El informe revela detalles hasta ahora desconocidos sobre la estadía del mandatario colombiano en la urbanización Marina Blue, un sector exclusivo de Santa Marianita. Según los registros de inteligencia y seguridad analizados, el viaje estuvo marcado por la ausencia de una agenda pública y movimientos que presuntamente sugieren contactos reservados de alto nivel.
Tras asistir a la posesión de Daniel Noboa en Quito, Petro se desplazó en el avión presidencial FAC 001 hacia Manta, donde se recluyó durante tres días bajo un esquema de seguridad de doble anillo.
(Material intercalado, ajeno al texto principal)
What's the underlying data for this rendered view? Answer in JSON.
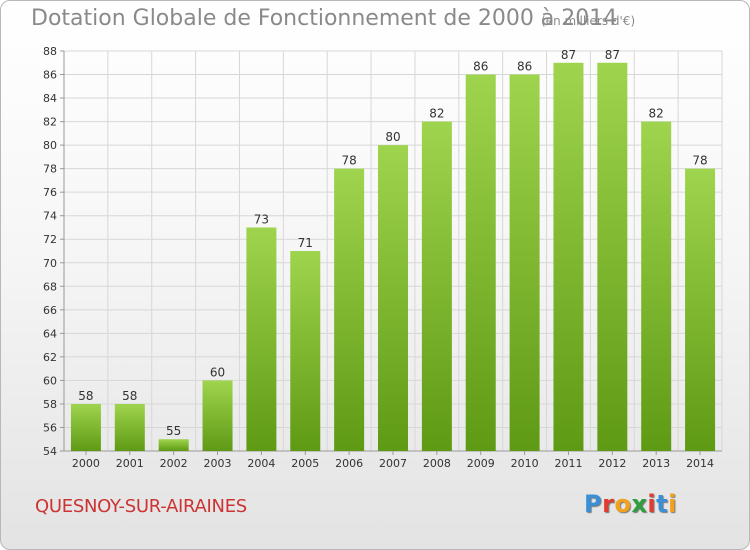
{
  "title": "Dotation Globale de Fonctionnement de 2000 à 2014",
  "subtitle": "(en milliers d'€)",
  "commune": "QUESNOY-SUR-AIRAINES",
  "logo": {
    "letters": [
      "P",
      "r",
      "o",
      "x",
      "i",
      "t",
      "i"
    ],
    "colors": [
      "#3a8fd6",
      "#e03c31",
      "#f2a11b",
      "#2e9e3e",
      "#e03c31",
      "#3a8fd6",
      "#f2a11b"
    ]
  },
  "chart_data": {
    "type": "bar",
    "title": "Dotation Globale de Fonctionnement de 2000 à 2014",
    "subtitle": "(en milliers d'€)",
    "categories": [
      "2000",
      "2001",
      "2002",
      "2003",
      "2004",
      "2005",
      "2006",
      "2007",
      "2008",
      "2009",
      "2010",
      "2011",
      "2012",
      "2013",
      "2014"
    ],
    "values": [
      58,
      58,
      55,
      60,
      73,
      71,
      78,
      80,
      82,
      86,
      86,
      87,
      87,
      82,
      78
    ],
    "ylim": [
      54,
      88
    ],
    "yticks": [
      54,
      56,
      58,
      60,
      62,
      64,
      66,
      68,
      70,
      72,
      74,
      76,
      78,
      80,
      82,
      84,
      86,
      88
    ],
    "grid": true,
    "colors": {
      "bar_top": "#9fd44e",
      "bar_bottom": "#5f9a14",
      "grid": "#d7d7d7",
      "axis": "#999999"
    }
  }
}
Mientras una cápsula interna de agentes colombianos custodiaba la residencia, el exterior era vigilado por las Fuerzas Armadas ecuatorianas.
Durante este tiempo, el mandatario no registró salidas oficiales, pero el flujo de vehículos con vidrios polarizados y el ingreso de suministros en vehículos particulares fue constante, lo que habría dificultado la identificación de sus acompañantes e invitados.
El dato más sensible de la investigación vincularía presuntamente esta visita con el paradero de José Adolfo Macías, conocido como alias ‘Fito’. En mayo de 2025, Manta era el epicentro de los operativos para capturar al líder de Los Choneros, quien se encontraba prófugo.
El reporte documenta que, pocos días después de la estadía de Petro, Fito habría enviado una carta manuscrita a la embajadora de Colombia en Ecuador, María Antonia Velasco, manifestando su intención de entregarse bajo condiciones específicas, como evitar su traslado a El Salvador y ser recluido en Estados Unidos.
A pesar de que la Cancillería colombiana ha negado la recepción oficial de dicha misiva, el informe de Vistazo detalla presuntas comunicaciones directas entre funcionarios del Gobierno Nacional y delegados del capo.
Específicamente, se menciona la intervención del viceministro de Relaciones Multilaterales, Mauricio Jaramillo, quien habría estado esperando llamadas del entorno de Fito para coordinar una entrega a la justicia colombiana. Estos movimientos han atizado la desconfianza del presidente Daniel Noboa, quien recientemente vinculó a Petro con presuntos grupos que tienen nexos directos con el narcotráfico ecuatoriano.
La relación entre ambos mandatarios estaría presuntamente en su punto más bajo, escalando a una crisis comercial sin precedentes. Noboa ha cuestionado abiertamente la política de seguridad en la frontera común, acusando a Petro de retirar tropas en zonas críticas como Putumayo y Nariño, permitiendo que la guerrilla controle el territorio.
Esta tensión ha derivado en una guerra arancelaria con tasas de hasta el 100%, afectando gravemente las economías binacionales y dejando los canales diplomáticos prácticamente fracturados tras el llamado a consultas de los respectivos embajadores.